Quant à Mavka, son succès dépendait de nombreux facteurs. Tout d’abord, les gens ne sont pas allés au cinéma pendant longtemps à cause du coronavirus, ce virus a ruiné notre industrie, mais l’animation, elle, a plutôt bien survécu. Parce que chacun d’entre nous restait chez lui et s’est mis à travailler encore plus dur, bien qu’en pyjama. Deuxièmement, une invasion à grande échelle a son impact aussi. Quand vous ne savez pas si vous allez survivre ou pas, les gens ont encore plus besoin de belles histoires avec une bonne fin. C’est ce qui manque psychologiquement, et c’est aussi a joué à notre faveur, même si cet avantage est douloureux, basé sur le terrible présent. Troisièmement, depuis très longtemps, il n’y a pas eu de film familial auquel tout le monde puisse aller. Bien sûr, il y aura maintenant de nombreux films sur la guerre, la douleur, l’horreur et la perte. Et à l’arrière-plan de tout cela, voici une histoire de famille, pour enfants, à laquelle toute la famille pouvait aller.

Je ne peux pas arrêter la guerre, mais je peux divertir et réconforter les gens pendant une heure et demie, et c’est la chose la plus importante pour moi. Si nous aidons quelqu’un à survivre à la perte d’un être cher, c’est déjà très bien. Telles sont les circonstances. Mais cela résonne aussi avec le dessin animé, qui connaît lui aussi une guerre, une guerre particulière, mais une guerre tout de même. Un des spectateurs nous a laissé un commentaire : il a compris que notre film profile une réconciliation avec la Russie. Pourquoi donc ? J’ai dû écrire une réponse : « Il s’agit de créatures mythologiques ukrainiennes et les humains, ce sont également des Ukrainiens. C’est notre avenir et notre passé qui devraient se lier d’amitié, notre ancien monde mystique et notre présent devraient s’unir ».

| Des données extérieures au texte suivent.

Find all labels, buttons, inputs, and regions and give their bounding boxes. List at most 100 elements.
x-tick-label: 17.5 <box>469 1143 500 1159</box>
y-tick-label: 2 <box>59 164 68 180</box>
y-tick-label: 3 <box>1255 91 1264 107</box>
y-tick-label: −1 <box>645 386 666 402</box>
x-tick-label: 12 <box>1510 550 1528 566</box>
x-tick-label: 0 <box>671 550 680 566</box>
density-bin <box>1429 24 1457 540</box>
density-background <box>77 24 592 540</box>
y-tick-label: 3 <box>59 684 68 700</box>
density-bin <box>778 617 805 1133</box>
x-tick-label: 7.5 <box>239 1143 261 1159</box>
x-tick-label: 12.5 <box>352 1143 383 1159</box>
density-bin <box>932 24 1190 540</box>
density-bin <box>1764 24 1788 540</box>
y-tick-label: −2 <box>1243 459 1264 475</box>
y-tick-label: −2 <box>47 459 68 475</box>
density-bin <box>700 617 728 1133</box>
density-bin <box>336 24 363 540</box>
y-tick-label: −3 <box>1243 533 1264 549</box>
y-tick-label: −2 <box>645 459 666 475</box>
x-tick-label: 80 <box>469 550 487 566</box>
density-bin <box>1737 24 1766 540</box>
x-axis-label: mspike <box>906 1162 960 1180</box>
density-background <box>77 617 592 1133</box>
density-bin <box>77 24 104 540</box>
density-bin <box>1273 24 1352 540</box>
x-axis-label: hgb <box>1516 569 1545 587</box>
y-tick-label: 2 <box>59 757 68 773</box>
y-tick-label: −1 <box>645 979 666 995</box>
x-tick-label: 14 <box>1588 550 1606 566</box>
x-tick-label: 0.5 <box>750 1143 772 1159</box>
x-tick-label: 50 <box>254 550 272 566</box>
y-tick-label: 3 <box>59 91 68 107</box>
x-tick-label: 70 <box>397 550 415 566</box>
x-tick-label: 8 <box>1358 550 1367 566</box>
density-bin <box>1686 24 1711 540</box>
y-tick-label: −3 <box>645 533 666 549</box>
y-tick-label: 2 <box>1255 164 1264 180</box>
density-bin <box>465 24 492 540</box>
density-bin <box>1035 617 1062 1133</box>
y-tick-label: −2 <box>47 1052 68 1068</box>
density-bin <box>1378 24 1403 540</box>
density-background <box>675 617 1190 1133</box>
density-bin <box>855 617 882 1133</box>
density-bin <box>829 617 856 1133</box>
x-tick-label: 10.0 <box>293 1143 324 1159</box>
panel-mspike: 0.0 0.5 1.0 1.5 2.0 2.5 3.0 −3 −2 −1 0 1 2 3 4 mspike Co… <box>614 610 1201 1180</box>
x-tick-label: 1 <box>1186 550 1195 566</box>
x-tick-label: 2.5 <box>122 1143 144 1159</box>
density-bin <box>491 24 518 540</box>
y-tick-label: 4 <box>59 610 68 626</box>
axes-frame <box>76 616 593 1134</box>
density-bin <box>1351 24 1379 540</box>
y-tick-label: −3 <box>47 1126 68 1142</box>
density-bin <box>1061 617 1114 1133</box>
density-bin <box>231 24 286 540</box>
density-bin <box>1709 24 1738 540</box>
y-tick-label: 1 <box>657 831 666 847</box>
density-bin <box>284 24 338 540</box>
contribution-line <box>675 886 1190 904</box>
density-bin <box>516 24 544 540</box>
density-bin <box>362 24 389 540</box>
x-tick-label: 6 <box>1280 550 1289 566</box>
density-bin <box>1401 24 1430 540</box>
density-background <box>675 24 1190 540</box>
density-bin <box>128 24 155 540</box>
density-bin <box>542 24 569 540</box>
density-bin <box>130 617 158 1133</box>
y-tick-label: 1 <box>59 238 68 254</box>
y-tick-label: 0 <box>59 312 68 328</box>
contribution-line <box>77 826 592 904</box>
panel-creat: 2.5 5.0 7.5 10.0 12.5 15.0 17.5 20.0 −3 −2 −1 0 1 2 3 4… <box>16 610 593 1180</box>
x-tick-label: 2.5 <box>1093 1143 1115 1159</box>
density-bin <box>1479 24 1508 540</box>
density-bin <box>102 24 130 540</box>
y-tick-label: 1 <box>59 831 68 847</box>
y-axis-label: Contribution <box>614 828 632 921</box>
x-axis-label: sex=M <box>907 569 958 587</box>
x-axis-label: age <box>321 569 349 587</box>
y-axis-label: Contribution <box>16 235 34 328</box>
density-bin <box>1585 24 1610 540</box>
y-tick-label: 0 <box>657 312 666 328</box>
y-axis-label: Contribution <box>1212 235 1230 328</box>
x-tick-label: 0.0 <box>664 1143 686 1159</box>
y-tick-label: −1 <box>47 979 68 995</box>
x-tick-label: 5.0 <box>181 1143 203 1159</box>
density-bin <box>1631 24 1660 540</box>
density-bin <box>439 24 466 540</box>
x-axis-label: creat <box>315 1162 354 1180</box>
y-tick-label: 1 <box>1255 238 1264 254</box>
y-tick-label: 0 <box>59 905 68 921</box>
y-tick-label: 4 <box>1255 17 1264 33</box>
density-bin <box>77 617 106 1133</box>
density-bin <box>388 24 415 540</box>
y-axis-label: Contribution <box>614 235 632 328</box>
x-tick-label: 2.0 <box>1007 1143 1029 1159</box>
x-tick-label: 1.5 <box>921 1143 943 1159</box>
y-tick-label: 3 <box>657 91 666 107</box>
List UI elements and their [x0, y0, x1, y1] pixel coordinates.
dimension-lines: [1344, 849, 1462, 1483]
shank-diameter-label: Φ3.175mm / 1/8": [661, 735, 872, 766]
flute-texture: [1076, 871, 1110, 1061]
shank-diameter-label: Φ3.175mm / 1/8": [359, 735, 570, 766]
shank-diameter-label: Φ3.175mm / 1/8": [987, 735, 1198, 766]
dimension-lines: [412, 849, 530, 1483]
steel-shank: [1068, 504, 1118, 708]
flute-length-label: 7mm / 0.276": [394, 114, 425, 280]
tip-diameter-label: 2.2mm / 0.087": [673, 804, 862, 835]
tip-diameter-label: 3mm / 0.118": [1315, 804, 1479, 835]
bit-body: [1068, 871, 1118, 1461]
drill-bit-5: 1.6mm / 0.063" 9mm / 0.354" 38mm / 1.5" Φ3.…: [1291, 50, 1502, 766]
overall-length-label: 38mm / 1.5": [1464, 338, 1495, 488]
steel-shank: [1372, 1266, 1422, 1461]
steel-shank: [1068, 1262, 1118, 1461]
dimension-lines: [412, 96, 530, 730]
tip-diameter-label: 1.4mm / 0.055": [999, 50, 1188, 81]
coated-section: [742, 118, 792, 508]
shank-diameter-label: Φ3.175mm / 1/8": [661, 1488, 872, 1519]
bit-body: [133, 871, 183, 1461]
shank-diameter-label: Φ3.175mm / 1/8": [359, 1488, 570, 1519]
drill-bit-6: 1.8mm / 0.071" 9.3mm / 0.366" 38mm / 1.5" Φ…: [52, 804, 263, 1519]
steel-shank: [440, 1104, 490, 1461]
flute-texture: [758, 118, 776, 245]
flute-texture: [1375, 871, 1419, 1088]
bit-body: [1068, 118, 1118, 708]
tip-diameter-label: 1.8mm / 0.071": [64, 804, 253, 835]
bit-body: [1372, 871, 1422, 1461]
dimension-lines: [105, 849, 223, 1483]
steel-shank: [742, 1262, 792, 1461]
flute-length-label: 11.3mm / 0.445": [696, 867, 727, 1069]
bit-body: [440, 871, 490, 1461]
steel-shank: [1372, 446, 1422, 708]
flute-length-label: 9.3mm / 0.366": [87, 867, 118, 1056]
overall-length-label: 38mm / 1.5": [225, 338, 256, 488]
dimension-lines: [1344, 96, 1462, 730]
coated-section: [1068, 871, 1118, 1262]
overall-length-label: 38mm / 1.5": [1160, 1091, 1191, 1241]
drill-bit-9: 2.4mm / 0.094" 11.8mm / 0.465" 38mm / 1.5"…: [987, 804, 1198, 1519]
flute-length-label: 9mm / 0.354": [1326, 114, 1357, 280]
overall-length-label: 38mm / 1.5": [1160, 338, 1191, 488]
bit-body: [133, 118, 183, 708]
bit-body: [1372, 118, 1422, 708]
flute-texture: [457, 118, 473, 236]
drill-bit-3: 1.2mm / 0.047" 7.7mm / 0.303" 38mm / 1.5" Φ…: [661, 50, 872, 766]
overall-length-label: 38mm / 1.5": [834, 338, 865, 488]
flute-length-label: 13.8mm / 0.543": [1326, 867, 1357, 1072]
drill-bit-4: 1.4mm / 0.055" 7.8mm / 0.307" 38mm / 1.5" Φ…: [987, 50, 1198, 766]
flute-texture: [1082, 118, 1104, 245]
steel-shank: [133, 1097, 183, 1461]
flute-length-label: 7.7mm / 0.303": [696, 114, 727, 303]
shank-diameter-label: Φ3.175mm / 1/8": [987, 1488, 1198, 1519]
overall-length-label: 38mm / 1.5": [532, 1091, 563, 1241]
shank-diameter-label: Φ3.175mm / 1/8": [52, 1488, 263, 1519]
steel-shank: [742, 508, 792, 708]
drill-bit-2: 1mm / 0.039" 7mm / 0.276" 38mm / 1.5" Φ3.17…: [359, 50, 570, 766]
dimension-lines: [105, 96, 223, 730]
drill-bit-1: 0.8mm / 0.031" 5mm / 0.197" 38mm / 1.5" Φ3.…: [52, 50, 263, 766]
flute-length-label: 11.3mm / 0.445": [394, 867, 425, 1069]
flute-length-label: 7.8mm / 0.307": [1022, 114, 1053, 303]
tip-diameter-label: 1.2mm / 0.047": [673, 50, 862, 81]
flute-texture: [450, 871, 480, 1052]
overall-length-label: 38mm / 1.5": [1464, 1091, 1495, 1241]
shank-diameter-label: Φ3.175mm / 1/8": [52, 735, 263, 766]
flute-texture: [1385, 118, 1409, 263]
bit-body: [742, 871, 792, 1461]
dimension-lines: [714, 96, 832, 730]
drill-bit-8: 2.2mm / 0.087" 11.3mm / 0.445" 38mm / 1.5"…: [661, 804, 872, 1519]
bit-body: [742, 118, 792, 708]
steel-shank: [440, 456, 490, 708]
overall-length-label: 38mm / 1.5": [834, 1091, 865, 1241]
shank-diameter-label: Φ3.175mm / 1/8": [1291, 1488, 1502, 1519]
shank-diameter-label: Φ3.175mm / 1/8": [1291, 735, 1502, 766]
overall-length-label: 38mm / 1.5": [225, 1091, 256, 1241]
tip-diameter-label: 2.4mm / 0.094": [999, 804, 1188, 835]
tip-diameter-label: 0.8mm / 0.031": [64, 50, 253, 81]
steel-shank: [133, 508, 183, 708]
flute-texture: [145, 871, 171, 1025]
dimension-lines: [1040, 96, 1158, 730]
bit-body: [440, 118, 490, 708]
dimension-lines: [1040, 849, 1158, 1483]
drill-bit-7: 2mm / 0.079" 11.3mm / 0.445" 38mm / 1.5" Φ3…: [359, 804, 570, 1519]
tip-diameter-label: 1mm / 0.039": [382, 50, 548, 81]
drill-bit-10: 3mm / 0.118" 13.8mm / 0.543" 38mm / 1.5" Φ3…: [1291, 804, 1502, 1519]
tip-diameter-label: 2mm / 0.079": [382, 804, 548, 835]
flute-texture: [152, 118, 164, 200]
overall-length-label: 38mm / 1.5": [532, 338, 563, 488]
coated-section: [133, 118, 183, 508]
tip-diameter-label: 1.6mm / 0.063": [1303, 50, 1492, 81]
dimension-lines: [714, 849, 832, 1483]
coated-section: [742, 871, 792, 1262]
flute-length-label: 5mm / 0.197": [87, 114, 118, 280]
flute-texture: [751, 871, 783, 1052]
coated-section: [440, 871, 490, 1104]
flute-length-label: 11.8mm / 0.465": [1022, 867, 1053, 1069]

Certains disent que Mavka a eu du succès parce que le film n’avait pas de concurrents. Au contraire, je rêve que nos dessins animés aient de nombreux concurrents ukrainiens. Et l’argent des contribuables qui nous a été confié, c’est pour faire un spectacle de qualité. On n’a pas le droit de le gaspiller. Même s’il est difficile de rivaliser avec les studios d’animation du monde, où il existe des milliers de technologies et de budgets, nous devons être forts. Je rêve que nous développions aussi des belles technologies Made in Ukraine, car nous avons toutes les possibilités. Nous devons avoir confiance en nous, sans complexe de l’infériorité. Le temps des dessins animés ukrainiens de qualité est venu.